630 falling
今日はこちらの映画を鑑賞。
9.11を取り巻く様々な出来事を世界各国の11人の監督が撮った映画。
9.11って知ってますか?と聞かれれば知ってますと答えるけれど、正直産まれる前の話。本能寺の変とか玉音放送とか、そんな「歴史」と911は大差はない、という感覚なのです。
私の親は居酒屋で酒を飲んでいる時に、居酒屋のテレビでこの事件を知ったらしい(時差の影響で日本は夕方から夜)。
一方私の友人の母親は、その頃貿易センタービル近くで働いていて、飛行機が突っ込んだ後は満身創痍で逃げたらしい。
この温度差。友人の母親にもしあの時何かあったなら、友人はこの世に存在しないことになる。
命ってのは偶然保てているだけなのかもしれないな、なんて思う。
その中で、
ビルの上から身投げする人もいたことを知った。
映画の中では実際に撮られた落ちていく人の写真や動画が使われている。
火のあがっているWTC1です。そこから人が飛び降りていました。手足を、ばたばたさせながら、できるだけ空気の抵抗を受けるように落ちていきました。数百メートル下にあるマリオット・ホテルの屋上に向かっていたと思います。
当時貿易センタービル付近に住んでいた人の手記からの引用です。
90階から落ちたとなると、命を保つことは愚か遺体はバラバラになってしまうのだそう。映画にスイカを家の2階から落としたりするシーンってありますよね。あのスイカと同じような感じになるらしいです。グシャッと。
飛行機がビルに突っ込むまでは自分が死ぬなんて一瞬も考えていなかった人が、ものの10分足らずでビルから身投げしたという事実。
一機目が衝突した北棟はエレベーターも非常階段も潰れて避難は困難だった。火災の熱と煙にやられて死ぬか、自ら身を投げるかを選ぶという局面に立たされたわけです。
煙が酷くて地上が近い錯覚に陥っていただとか、ジリジリと熱にやられて死ぬより一瞬で死ねた方が楽だとか、しかし身投げ(=自殺)はキリスト教の教えに反するだとか、様々な意見がネット上には見られます。
当事者ではない私たちは、その状況から推測し、想像することしか出来ない。あの時手を繋いで飛び降りた人、風圧で捲り上がるスカートを抑えながら落ちた人、人形のように力なく落ちていった人、どの人の事も想像でしかない。だから、あの人たちを責めることなんて決してあってはならない。責めるべきは人々をそんな状況に追い込んだもの。
ある人は言いました。「あの日(9.11)を境に、世界は真っ暗闇の中を進んでいるような感覚がする」。
私は「あの日」以前を知りません。知らないから、世界ってこんなものだって思っている。私の普通の世界が、それ以前を知る人からすると「真っ暗闇」。闇を闇と認識できないことほど怖いことは無いかもしれない、とも思うのです。

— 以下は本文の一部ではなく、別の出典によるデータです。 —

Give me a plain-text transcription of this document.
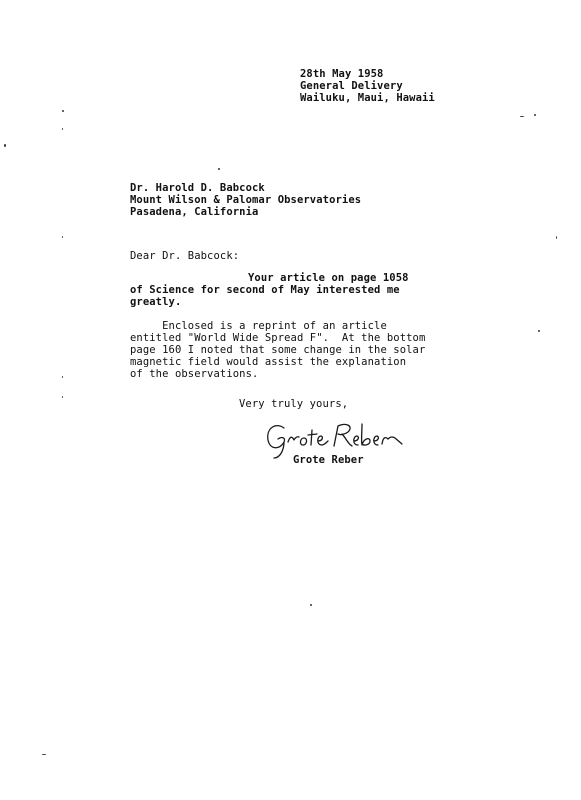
28th May 1958
General Delivery
Wailuku, Maui, Hawaii
Dr. Harold D. Babcock
Mount Wilson & Palomar Observatories
Pasadena, California
Dear Dr. Babcock:
Your article on page 1058
of Science for second of May interested me
greatly.
Enclosed is a reprint of an article
entitled "World Wide Spread F".  At the bottom
page 160 I noted that some change in the solar
magnetic field would assist the explanation
of the observations.
Very truly yours,
Grote Reber
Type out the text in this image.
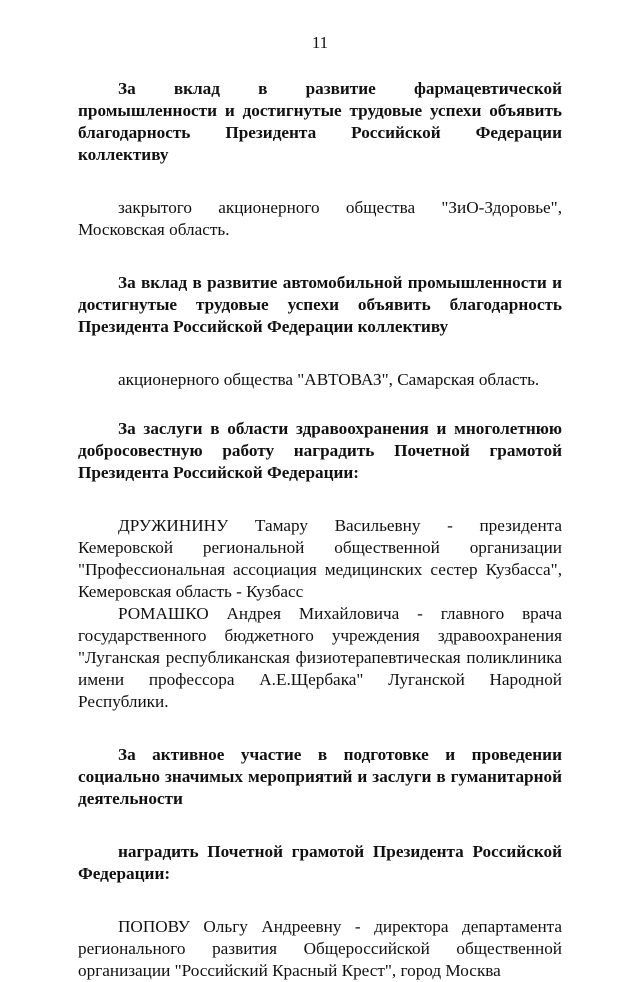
11

За вклад в развитие фармацевтической промышленности и достигнутые трудовые успехи объявить благодарность Президента Российской Федерации коллективу

закрытого акционерного общества "ЗиО-Здоровье", Московская область.

За вклад в развитие автомобильной промышленности и достигнутые трудовые успехи объявить благодарность Президента Российской Федерации коллективу

акционерного общества "АВТОВАЗ", Самарская область.

За заслуги в области здравоохранения и многолетнюю добросовестную работу наградить Почетной грамотой Президента Российской Федерации:

ДРУЖИНИНУ Тамару Васильевну - президента Кемеровской региональной общественной организации "Профессиональная ассоциация медицинских сестер Кузбасса", Кемеровская область - Кузбасс

РОМАШКО Андрея Михайловича - главного врача государственного бюджетного учреждения здравоохранения "Луганская республиканская физиотерапевтическая поликлиника имени профессора А.Е.Щербака" Луганской Народной Республики.

За активное участие в подготовке и проведении социально значимых мероприятий и заслуги в гуманитарной деятельности

наградить Почетной грамотой Президента Российской Федерации:

ПОПОВУ Ольгу Андреевну - директора департамента регионального развития Общероссийской общественной организации "Российский Красный Крест", город Москва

あらゆる文学、映像、音楽などの中で、特定のものを示す符号となっている年号というものが存在している事に近頃気付きました。
- 1945 太平洋戦争集結
- 1964 東京オリンピック (あるいは1970の大阪万博)
- 1995 地下鉄サリン事件
- 2001 アメリカ同時多発テロ
- 2011 東日本大震災
など。もしかしたら2020は新型コロナウイルスを示す符号になるかもしれませんね。
もちろんこの年号=この事件、としてしまうのはいけない。けれど、社会の転換点という意味では、この事件達は大きな意味を持っています。

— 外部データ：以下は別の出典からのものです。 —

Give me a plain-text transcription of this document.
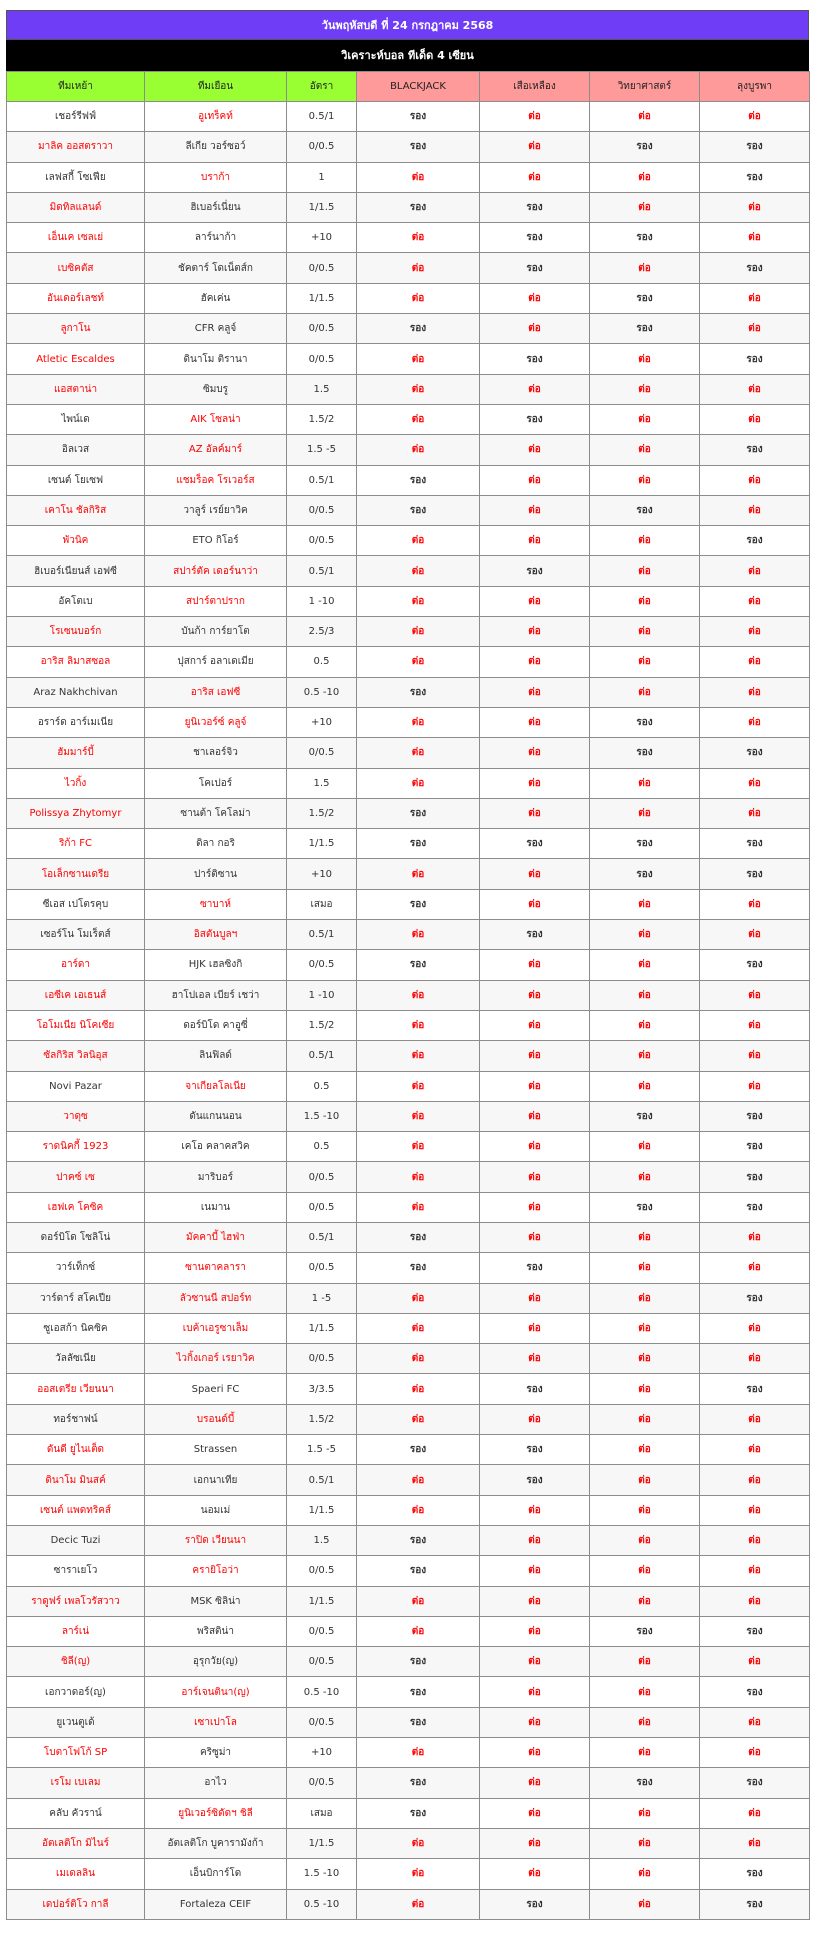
วันพฤหัสบดี ที่ 24 กรกฎาคม 2568
วิเคราะห์บอล ทีเด็ด 4 เซียน
ทีมเหย้า	ทีมเยือน	อัตรา	BLACKJACK	เสือเหลือง	วิทยาศาสตร์	ลุงบูรพา
เชอร์รีฟฟ์	อูเทร็คท์	0.5/1	รอง	ต่อ	ต่อ	ต่อ
มาลิค ออสตราวา	ลีเกีย วอร์ซอว์	0/0.5	รอง	ต่อ	รอง	รอง
เลฟสกี้ โซเฟีย	บราก้า	1	ต่อ	ต่อ	ต่อ	รอง
มิดทิลแลนด์	ฮิเบอร์เนี่ยน	1/1.5	รอง	รอง	ต่อ	ต่อ
เอ็นเค เซลเย่	ลาร์นาก้า	+10	ต่อ	รอง	รอง	ต่อ
เบซิคตัส	ชัคตาร์ โดเน็ตส์ก	0/0.5	ต่อ	รอง	ต่อ	รอง
อันเดอร์เลชท์	ฮัคเค่น	1/1.5	ต่อ	ต่อ	รอง	ต่อ
ลูกาโน	CFR คลูจ์	0/0.5	รอง	ต่อ	รอง	ต่อ
Atletic Escaldes	ดินาโม ติรานา	0/0.5	ต่อ	รอง	ต่อ	รอง
แอสตาน่า	ซิมบรู	1.5	ต่อ	ต่อ	ต่อ	ต่อ
ไพน์เด	AIK โซลน่า	1.5/2	ต่อ	รอง	ต่อ	ต่อ
อิลเวส	AZ อัลค์มาร์	1.5 -5	ต่อ	ต่อ	ต่อ	รอง
เซนต์ โยเซฟ	แชมร็อค โรเวอร์ส	0.5/1	รอง	ต่อ	ต่อ	ต่อ
เคาโน ชัลกิริส	วาลูร์ เรย์ยาวิค	0/0.5	รอง	ต่อ	รอง	ต่อ
พัวนิค	ETO กิโอร์	0/0.5	ต่อ	ต่อ	ต่อ	รอง
ฮิเบอร์เนียนส์ เอฟซี	สปาร์ตัค เดอร์นาว่า	0.5/1	ต่อ	รอง	ต่อ	ต่อ
อัคโตเบ	สปาร์ตาปราก	1 -10	ต่อ	ต่อ	ต่อ	ต่อ
โรเซนบอร์ก	บันก้า การ์ยาโต	2.5/3	ต่อ	ต่อ	ต่อ	ต่อ
อาริส ลิมาสซอล	ปุสการ์ อลาเดเมีย	0.5	ต่อ	ต่อ	ต่อ	ต่อ
Araz Nakhchivan	อาริส เอฟซี	0.5 -10	รอง	ต่อ	ต่อ	ต่อ
อราร์ด อาร์เมเนีย	ยูนิเวอร์ซ์ คลูจ์	+10	ต่อ	ต่อ	รอง	ต่อ
ฮัมมาร์บี้	ชาเลอร์จิว	0/0.5	ต่อ	ต่อ	รอง	รอง
ไวกิ้ง	โคเปอร์	1.5	ต่อ	ต่อ	ต่อ	ต่อ
Polissya Zhytomyr	ซานต้า โคโลม่า	1.5/2	รอง	ต่อ	ต่อ	ต่อ
ริก้า FC	ดิลา กอริ	1/1.5	รอง	รอง	รอง	รอง
โอเล็กซานเดรีย	ปาร์ติซาน	+10	ต่อ	ต่อ	รอง	รอง
ซีเอส เปโตรคุบ	ซาบาห์	เสมอ	รอง	ต่อ	ต่อ	ต่อ
เซอร์โน โมเร็ตส์	อิสตันบูลฯ	0.5/1	ต่อ	รอง	ต่อ	ต่อ
อาร์ดา	HJK เฮลซิงกิ	0/0.5	รอง	ต่อ	ต่อ	รอง
เอซีเค เอเธนส์	ฮาโปเอล เบียร์ เชว่า	1 -10	ต่อ	ต่อ	ต่อ	ต่อ
โอโมเนีย นิโคเซีย	ดอร์บิโด คาอูซี่	1.5/2	ต่อ	ต่อ	ต่อ	ต่อ
ซัลกิริส วิลนิอุส	ลินฟิลด์	0.5/1	ต่อ	ต่อ	ต่อ	ต่อ
Novi Pazar	จาเกียลโลเนีย	0.5	ต่อ	ต่อ	ต่อ	ต่อ
วาดุซ	ดันแกนนอน	1.5 -10	ต่อ	ต่อ	รอง	รอง
ราดนิคกี้ 1923	เคโอ คลาคสวิค	0.5	ต่อ	ต่อ	ต่อ	รอง
ปาคซ์ เซ	มาริบอร์	0/0.5	ต่อ	ต่อ	ต่อ	รอง
เฮฟเค โคซิค	เนมาน	0/0.5	ต่อ	ต่อ	รอง	รอง
ดอร์บิโด โซลิโน่	มัคคาบี้ ไฮฟ่า	0.5/1	รอง	ต่อ	ต่อ	ต่อ
วาร์เท็กซ์	ซานตาคลารา	0/0.5	รอง	รอง	ต่อ	ต่อ
วาร์ดาร์ สโคเปีย	ลัวซานนี สปอร์ท	1 -5	ต่อ	ต่อ	ต่อ	รอง
ซูเอสก้า นิคซิค	เบค้าเอรูซาเล็ม	1/1.5	ต่อ	ต่อ	ต่อ	ต่อ
วัลลัซเนีย	ไวกิ้งเกอร์ เรยาวิค	0/0.5	ต่อ	ต่อ	ต่อ	ต่อ
ออสเตรีย เวียนนา	Spaeri FC	3/3.5	ต่อ	รอง	ต่อ	รอง
ทอร์ชาฟน์	บรอนด์บี้	1.5/2	ต่อ	ต่อ	ต่อ	ต่อ
ดันดี ยูไนเต็ด	Strassen	1.5 -5	รอง	รอง	ต่อ	ต่อ
ดินาโม มินสค์	เอกนาเทีย	0.5/1	ต่อ	รอง	ต่อ	ต่อ
เซนต์ แพดทริคส์	นอมเม่	1/1.5	ต่อ	ต่อ	ต่อ	ต่อ
Decic Tuzi	ราปิด เวียนนา	1.5	รอง	ต่อ	ต่อ	ต่อ
ซาราเยโว	ครายิโอว่า	0/0.5	รอง	ต่อ	ต่อ	ต่อ
ราดูฟร์ เพลโวรัสวาว	MSK ซิลิน่า	1/1.5	ต่อ	ต่อ	ต่อ	ต่อ
ลาร์เน่	พริสติน่า	0/0.5	ต่อ	ต่อ	รอง	รอง
ชิลี(ญ)	อุรุกวัย(ญ)	0/0.5	รอง	ต่อ	ต่อ	ต่อ
เอกวาดอร์(ญ)	อาร์เจนตินา(ญ)	0.5 -10	รอง	ต่อ	ต่อ	รอง
ยูเวนตูเด้	เซาเปาโล	0/0.5	รอง	ต่อ	ต่อ	ต่อ
โบตาโฟโก้ SP	คริซูม่า	+10	ต่อ	ต่อ	ต่อ	ต่อ
เรโม เบเลม	อาไว	0/0.5	รอง	ต่อ	รอง	รอง
คลับ คัวราน์	ยูนิเวอร์ซิดัดฯ ชิลี	เสมอ	รอง	ต่อ	ต่อ	ต่อ
อัตเลติโก มิไนร์	อัตเลติโก บูคารามังก้า	1/1.5	ต่อ	ต่อ	ต่อ	ต่อ
เมเดลลิน	เอ็นบิการ์โด	1.5 -10	ต่อ	ต่อ	ต่อ	รอง
เดปอร์ติโว กาลี	Fortaleza CEIF	0.5 -10	ต่อ	รอง	ต่อ	รอง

2011年の東日本大震災に関してはリアルタイムで報道を見ていましたが、時が経つにつれて記憶は朧になってしまっている。それに、2011年以降に産まれた現9歳前後の子供たちは東日本大震災すら知らないわけです。
過去を知ろうとすることが若者の義務なのかも知れません。背けてはいけない歴史というものは確かに存在し、今に影響を与え続けている。知らないでは済まされない。
あの日「落ちなければならなくなってしまった」人々がいたことを知れてよかった、と思いました。
犠牲者は数ではなく人間。一人一人に心を寄せて、このような事件を知っていきたい。